Ces spécimens sont ensuite séchés et déposés à l’Herbier Marie-Victorin de l’Université de Montréal, enrichissant une collection commencée dès les années 1900 par le Frère Marie-Victorin. 

« À l’époque, Montréal était un des centres mondiaux des aubépines. Des botanistes venaient même des États-Unis pour les étudier, » raconte Étienne Léveillé-Bourret. « Ces botanistes ont découvert et décrit des espèces, comme l’aubépine du Canada, qui étaient alors apparemment très abondantes dans la région de Montréal. De nos jours, plusieurs de ces espèces ont décliné suffisamment pour qu’on s’inquiète de leur survie. Avoir accès aux collections historiques nous aide énormément pour savoir où et quoi chercher, » précise-t-il.  

Mais, qu’est-ce qu’une espèce?

Identifier une aubépine ne se résume pas à observer ses feuilles ou ses épines. Leur biologie complique la tâche: «Certaines aubépines ont trois ou quatre copies de chaque chromosome et peuvent aussi se reproduire sans sexualité, produisant des graines qui sont des clones de la plante mère», explique le professeur. Cette particularité facilite la production de centaines ou de milliers d’individus possédant les mêmes différences génétiques… sans forcément former de vraies espèces distinctes. 

«Les botanistes de l’époque de Marie-Victorin avaient tendance à nommer chaque petite variation comme une espèce différente. Aujourd’hui, on doit démêler tout ça», indique Marc-Aurèle Vallée. Lui-même définit une espèce d’aubépine comme «une lignée évolutive distincte qu’on peut différencier morphologiquement et génétiquement». Il reconnaît tout de même que la frontière reste floue: «Il y a encore débat sur ce qu’est réellement une espèce.» 

Un «code-barres lumineux» pour les différencier

Face à ces difficultés, Étienne Léveillé-Bourret et son étudiant ont eu une idée originale: utiliser la lumière pour identifier les aubépines. «On analyse comment les feuilles réfléchissent la lumière dans le spectre visible et infrarouge.

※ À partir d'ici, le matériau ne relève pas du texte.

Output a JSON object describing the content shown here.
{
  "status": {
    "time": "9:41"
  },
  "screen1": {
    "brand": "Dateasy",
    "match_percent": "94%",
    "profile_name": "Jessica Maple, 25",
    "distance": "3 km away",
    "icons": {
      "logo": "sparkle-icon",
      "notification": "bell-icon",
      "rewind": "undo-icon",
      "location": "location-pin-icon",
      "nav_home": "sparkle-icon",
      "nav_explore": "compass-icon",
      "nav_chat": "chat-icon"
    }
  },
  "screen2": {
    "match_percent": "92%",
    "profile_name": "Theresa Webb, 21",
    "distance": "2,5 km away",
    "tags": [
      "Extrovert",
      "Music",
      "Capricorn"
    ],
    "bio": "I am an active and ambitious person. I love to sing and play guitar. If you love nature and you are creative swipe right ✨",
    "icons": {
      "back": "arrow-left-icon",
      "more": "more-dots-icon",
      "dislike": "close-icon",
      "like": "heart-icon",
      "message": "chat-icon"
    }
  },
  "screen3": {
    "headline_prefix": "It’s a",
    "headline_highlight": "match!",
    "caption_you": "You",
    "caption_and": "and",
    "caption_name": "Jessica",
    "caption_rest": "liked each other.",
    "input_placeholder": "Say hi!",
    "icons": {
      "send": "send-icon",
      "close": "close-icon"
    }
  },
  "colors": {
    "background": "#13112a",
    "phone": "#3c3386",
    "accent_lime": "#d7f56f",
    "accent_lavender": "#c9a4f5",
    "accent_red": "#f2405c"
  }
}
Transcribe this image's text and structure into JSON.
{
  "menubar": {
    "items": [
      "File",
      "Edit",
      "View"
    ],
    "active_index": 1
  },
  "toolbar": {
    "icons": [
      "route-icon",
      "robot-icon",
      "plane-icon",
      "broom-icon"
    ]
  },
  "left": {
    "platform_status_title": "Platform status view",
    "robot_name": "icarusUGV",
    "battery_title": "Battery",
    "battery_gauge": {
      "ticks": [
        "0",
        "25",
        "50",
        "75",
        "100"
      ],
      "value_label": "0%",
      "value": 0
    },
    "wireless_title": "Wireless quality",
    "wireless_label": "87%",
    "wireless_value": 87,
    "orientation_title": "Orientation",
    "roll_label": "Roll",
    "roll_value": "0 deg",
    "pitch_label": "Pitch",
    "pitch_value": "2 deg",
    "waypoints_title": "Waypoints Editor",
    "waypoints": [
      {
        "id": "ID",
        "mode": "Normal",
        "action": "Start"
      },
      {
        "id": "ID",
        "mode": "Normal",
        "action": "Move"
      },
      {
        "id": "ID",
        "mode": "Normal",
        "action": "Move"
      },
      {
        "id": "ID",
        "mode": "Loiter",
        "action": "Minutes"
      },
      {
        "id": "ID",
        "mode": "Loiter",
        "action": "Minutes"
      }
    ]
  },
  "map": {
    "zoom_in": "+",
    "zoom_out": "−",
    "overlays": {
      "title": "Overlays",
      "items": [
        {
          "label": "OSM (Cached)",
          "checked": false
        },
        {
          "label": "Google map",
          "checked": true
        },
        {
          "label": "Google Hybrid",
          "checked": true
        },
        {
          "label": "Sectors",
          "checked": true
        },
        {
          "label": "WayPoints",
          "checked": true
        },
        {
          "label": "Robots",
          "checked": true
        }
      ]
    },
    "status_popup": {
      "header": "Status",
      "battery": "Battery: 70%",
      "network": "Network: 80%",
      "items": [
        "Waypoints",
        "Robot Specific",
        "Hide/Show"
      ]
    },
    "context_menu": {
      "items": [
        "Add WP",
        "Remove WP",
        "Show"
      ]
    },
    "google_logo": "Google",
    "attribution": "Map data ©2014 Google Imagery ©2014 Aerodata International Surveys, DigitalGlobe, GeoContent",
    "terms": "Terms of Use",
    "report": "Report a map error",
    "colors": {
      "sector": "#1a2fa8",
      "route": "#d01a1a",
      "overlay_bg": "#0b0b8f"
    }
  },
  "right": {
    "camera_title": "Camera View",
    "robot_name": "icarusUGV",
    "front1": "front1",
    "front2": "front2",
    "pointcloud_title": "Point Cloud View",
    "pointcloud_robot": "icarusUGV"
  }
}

Ça donne un genre de code-barres lumineux, différent d’une espèce à l’autre», illustre Marc-Aurèle Vallée. 

Cette technique, la spectrométrie, peut même s’appliquer aux spécimens anciens. «Avec le temps, la couleur et d’autres caractéristiques visibles disparaissent dans les herbiers. Mais la spectrométrie révèle encore des informations chimiques et structurelles dans les feuilles séchées», ajoute-t-il.  

Initialement, cette technologie servait à cartographier la végétation de forêts tropicales depuis des drones. Mais ses performances ont convaincu l’équipe de l’adapter aux aubépines. «Ça a tellement bien marché que j’utilise cette approche presque plus souvent que le laboratoire d’Étienne Laliberté, qui avait pourtant acheté l’appareil à l’origine», plaisante Étienne Léveillé-Bourret. 

Plus rapide et moins cher que la génétique

Cette approche présente aussi un atout majeur: le coût. «Un appareil de spectrométrie coûte des dizaines de milliers de dollars, mais une fois acquis, la seule dépense est le temps de l’analyse. On peut traiter plus d’une trentaine de spécimens par jour», mentionne Marc-Aurèle Vallée. À l’inverse, une analyse génétique peut coûter 30 $ ou plus par échantillon et exiger plusieurs semaines de délai avant la réception des résultats. 

Surtout, le «code-barres spectral» semble parfois plus performant que le «code-barres génétique», qui fonctionne mieux chez les animaux. «Avec le code-barres génétique, on sait que c’est une aubépine, mais pas toujours laquelle. Les code-barres spectraux semblent mieux permettre de les distinguer», observe Étienne Léveillé-Bourret. 

Une méthode prometteuse pour d’autres espèces

Cette méthode pourrait aider à résoudre d’autres énigmes taxonomiques. «Les aubépines étaient un groupe idéal pour tester cette technique, parce qu’elles ont des feuilles assez larges pour la prise de mesures. Mais cela pourrait s’appliquer à bien d’autres plantes difficiles à distinguer», estime Marc-Aurèle Vallée. 

Pour le chercheur, au-delà de la classification, un des enjeux est la conservation. «Peu importe qu’on appelle ces entités des espèces ou des génotypes, elles font partie de la diversité qu’on veut protéger. Et cela peut ensuite avoir un impact sur les écosystèmes, en hébergeant des insectes ou des [agents] pathogènes différents. Et même directement sur notre santé, étant donné que les aubépines sont très étudiées pour leur potentiel médical.»